Figure 9: Suturing techique. Horizontal mattress suture and single interrupted sutures in between horizontal mattress sutures and on vertical incisions. View Figure 9
Membrane should remain in place and submerged for at least 6-9 months. After such time non- resorbable membrane can be removed to insert implants (staged approach) or healing abutments (one stage approach) by small crestal incision and 1 or 2 vertical incisions.
Guided Bone Regeneration GBR, with resorbable and non-resorbable membranes, is a well documented and literature supported technique. Resorbable membranes are widely used in clinical practice since their use lead to a minor mobility and surgical stress to the patient, low risk of exposure and complications and lowest cost. Non-resorbable membranes for their ability of space-making and the possibility to control the barrier effect over the time represent the choice materials for horizontal and vertical critical size defects. Adherence to proven surgical procedures protocols is a prerequisite for the successful use of these devices.
Some key factors for successful bone regeneration with membranes are identified as follow:
• Soft tissue healing by primary intention. Perfect closure of the wound is one of the basic requirements to avoid membrane exposure and therefore the failure of the regenerative procedure. This is achieved using a meticulous preparation of the recipient site and an appropriate suture technique. The buccal flap must be released, as described above, with the aim of increasing mobility and tension free suture.

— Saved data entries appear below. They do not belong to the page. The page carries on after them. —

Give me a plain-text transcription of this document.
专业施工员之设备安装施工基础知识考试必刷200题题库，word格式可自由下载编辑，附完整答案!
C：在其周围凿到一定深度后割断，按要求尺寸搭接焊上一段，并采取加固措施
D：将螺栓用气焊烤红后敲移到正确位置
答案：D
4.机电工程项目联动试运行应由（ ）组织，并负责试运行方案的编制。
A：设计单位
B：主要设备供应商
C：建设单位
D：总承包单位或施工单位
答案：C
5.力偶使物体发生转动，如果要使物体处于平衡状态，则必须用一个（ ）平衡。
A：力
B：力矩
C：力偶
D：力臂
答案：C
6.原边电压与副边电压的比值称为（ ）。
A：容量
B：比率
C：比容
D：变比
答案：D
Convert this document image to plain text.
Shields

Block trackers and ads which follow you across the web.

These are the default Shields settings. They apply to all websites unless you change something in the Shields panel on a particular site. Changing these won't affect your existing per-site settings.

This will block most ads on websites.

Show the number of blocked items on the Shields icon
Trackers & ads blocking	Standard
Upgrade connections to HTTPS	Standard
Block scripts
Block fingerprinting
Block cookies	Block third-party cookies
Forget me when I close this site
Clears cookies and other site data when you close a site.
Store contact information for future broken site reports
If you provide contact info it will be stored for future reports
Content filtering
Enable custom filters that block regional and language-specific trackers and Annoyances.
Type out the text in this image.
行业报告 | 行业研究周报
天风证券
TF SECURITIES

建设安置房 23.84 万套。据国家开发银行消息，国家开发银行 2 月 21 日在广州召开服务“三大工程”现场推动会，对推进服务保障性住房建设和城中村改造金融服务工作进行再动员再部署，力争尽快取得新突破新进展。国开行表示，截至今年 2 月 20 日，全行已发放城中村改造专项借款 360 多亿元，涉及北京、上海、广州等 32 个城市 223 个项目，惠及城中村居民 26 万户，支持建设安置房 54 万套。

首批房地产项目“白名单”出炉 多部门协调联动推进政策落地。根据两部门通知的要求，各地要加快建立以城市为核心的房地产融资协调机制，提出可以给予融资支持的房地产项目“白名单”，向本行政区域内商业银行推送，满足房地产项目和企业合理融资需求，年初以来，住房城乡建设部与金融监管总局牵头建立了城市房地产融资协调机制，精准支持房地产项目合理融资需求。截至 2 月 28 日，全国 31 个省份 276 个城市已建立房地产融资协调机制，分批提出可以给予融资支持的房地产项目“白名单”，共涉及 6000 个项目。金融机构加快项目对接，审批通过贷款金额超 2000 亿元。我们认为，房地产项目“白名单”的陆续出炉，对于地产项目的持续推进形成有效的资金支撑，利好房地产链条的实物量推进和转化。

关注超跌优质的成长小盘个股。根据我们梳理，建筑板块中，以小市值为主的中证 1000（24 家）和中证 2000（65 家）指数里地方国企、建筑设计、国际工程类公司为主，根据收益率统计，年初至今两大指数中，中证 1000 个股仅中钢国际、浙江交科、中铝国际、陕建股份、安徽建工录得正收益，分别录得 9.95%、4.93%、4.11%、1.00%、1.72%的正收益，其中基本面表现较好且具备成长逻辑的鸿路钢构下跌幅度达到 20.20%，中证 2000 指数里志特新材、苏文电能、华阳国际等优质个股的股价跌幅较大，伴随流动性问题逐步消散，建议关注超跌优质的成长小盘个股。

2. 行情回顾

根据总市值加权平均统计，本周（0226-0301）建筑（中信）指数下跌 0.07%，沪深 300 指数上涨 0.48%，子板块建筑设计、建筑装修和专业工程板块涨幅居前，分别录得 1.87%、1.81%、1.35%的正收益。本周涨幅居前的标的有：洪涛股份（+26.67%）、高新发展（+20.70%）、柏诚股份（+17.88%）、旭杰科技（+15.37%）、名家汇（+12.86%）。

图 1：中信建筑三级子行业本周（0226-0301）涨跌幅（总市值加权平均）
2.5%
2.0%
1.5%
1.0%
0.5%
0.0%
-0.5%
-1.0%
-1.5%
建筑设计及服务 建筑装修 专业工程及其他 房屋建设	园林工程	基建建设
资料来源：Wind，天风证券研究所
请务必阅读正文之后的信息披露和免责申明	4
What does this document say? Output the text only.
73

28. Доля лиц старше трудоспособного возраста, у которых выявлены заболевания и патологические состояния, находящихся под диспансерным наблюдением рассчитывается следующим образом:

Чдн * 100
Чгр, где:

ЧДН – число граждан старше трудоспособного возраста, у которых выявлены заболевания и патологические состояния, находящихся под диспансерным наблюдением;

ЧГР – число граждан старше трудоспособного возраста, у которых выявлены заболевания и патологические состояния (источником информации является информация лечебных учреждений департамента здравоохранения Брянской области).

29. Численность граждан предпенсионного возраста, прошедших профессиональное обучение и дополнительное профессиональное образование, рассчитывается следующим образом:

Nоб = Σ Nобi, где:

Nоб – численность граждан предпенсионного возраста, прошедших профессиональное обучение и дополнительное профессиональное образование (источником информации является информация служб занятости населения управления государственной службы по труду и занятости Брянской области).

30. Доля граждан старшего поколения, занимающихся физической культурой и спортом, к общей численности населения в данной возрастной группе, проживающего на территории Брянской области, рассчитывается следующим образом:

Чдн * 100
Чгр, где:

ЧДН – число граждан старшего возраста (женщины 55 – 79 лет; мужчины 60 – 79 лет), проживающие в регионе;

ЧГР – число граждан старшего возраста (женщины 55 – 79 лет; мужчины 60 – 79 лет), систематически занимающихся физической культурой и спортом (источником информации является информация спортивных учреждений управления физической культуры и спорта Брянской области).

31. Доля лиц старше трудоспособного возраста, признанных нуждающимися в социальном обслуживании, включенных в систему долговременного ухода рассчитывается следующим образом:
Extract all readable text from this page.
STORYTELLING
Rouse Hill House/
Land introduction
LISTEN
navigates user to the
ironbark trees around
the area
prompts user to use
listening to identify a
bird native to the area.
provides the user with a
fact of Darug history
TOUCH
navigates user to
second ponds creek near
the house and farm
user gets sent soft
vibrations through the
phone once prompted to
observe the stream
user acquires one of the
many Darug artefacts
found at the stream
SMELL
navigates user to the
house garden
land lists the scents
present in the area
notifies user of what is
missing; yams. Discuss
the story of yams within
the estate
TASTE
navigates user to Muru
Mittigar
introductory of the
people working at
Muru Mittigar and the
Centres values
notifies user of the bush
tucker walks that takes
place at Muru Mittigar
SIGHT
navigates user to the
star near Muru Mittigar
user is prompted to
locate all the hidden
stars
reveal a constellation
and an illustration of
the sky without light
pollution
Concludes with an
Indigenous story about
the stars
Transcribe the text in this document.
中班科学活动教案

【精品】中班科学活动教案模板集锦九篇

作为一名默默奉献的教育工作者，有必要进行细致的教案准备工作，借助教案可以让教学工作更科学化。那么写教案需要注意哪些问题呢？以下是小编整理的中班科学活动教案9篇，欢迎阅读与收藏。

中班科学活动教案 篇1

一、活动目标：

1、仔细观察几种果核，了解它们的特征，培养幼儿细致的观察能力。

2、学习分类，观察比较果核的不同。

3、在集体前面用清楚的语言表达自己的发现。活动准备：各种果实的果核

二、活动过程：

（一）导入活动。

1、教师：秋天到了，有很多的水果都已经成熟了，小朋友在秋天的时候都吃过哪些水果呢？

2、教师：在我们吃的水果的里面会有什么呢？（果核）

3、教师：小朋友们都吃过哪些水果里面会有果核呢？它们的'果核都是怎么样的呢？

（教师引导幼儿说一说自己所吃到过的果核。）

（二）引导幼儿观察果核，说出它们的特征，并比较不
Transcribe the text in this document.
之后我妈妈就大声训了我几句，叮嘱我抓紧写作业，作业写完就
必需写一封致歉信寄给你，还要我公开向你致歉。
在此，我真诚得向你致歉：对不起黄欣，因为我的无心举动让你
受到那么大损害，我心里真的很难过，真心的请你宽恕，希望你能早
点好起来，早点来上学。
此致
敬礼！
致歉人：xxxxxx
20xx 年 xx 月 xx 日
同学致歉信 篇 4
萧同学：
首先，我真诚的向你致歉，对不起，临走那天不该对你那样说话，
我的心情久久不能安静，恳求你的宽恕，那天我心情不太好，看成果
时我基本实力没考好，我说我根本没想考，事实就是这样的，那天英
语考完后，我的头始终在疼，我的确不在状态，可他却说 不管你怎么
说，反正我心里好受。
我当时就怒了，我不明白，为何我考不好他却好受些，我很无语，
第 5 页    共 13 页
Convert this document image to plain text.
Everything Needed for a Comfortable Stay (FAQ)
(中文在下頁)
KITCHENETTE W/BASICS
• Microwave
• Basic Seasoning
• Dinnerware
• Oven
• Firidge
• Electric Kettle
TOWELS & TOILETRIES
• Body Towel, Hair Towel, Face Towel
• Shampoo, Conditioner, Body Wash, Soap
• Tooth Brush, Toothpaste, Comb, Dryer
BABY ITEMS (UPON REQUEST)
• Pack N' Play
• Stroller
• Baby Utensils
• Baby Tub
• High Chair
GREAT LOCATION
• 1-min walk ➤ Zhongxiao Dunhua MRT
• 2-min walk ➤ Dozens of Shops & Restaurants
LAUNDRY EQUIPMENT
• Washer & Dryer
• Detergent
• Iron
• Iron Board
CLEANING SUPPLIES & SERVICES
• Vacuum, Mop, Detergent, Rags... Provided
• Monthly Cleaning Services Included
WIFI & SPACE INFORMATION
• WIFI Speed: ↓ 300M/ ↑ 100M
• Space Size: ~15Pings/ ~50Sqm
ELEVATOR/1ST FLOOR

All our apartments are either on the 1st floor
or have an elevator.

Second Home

• Membrane shaping and stabilization to the bone. Membrane must be adjusted to the surrounding bone tissue to prevent grafts invasions from non osteogenetic cells thus epithelial and connective cells. EPTFE membranes are stabilized with appropriate fixing devices, instead, resorbale membranes just lying on the grafted bone.
• Avoid membrane collapse. The creation and maintenance of adequate space are crucial for GBR. If not properly supported, membrane tends to collapse into the defect affecting the entire regeneration process. Some "space making" properties are missing with resorbable membranes, for this their use is indicated for contenitive defects and must be supported by bone graft. The non-resorbable membranes remain first choice devices for horizontal and vertical augmentation procedures with addition of bone grafts.
• Controlled healing time. A period of 6-9 months is considered sufficient to enhance bone formation and maturation. The resorbable membranes, compared to the non-resorbable ones, still have the important disadvantage of non controlled barrier effect over the time, so their use is limited to some defects.
• Adequate graft blood supply. Angiogenesis is mandatory for bone formation and maintenance. Cortical bone perforations around grafted area enhance bleeding and blood clot formation.
The authors state that the study presented was formed in accordance with the ethical standards established in the Declaration of Helsinki, and that the Informed consent was obtained from all participants prior to their enrollment in the study.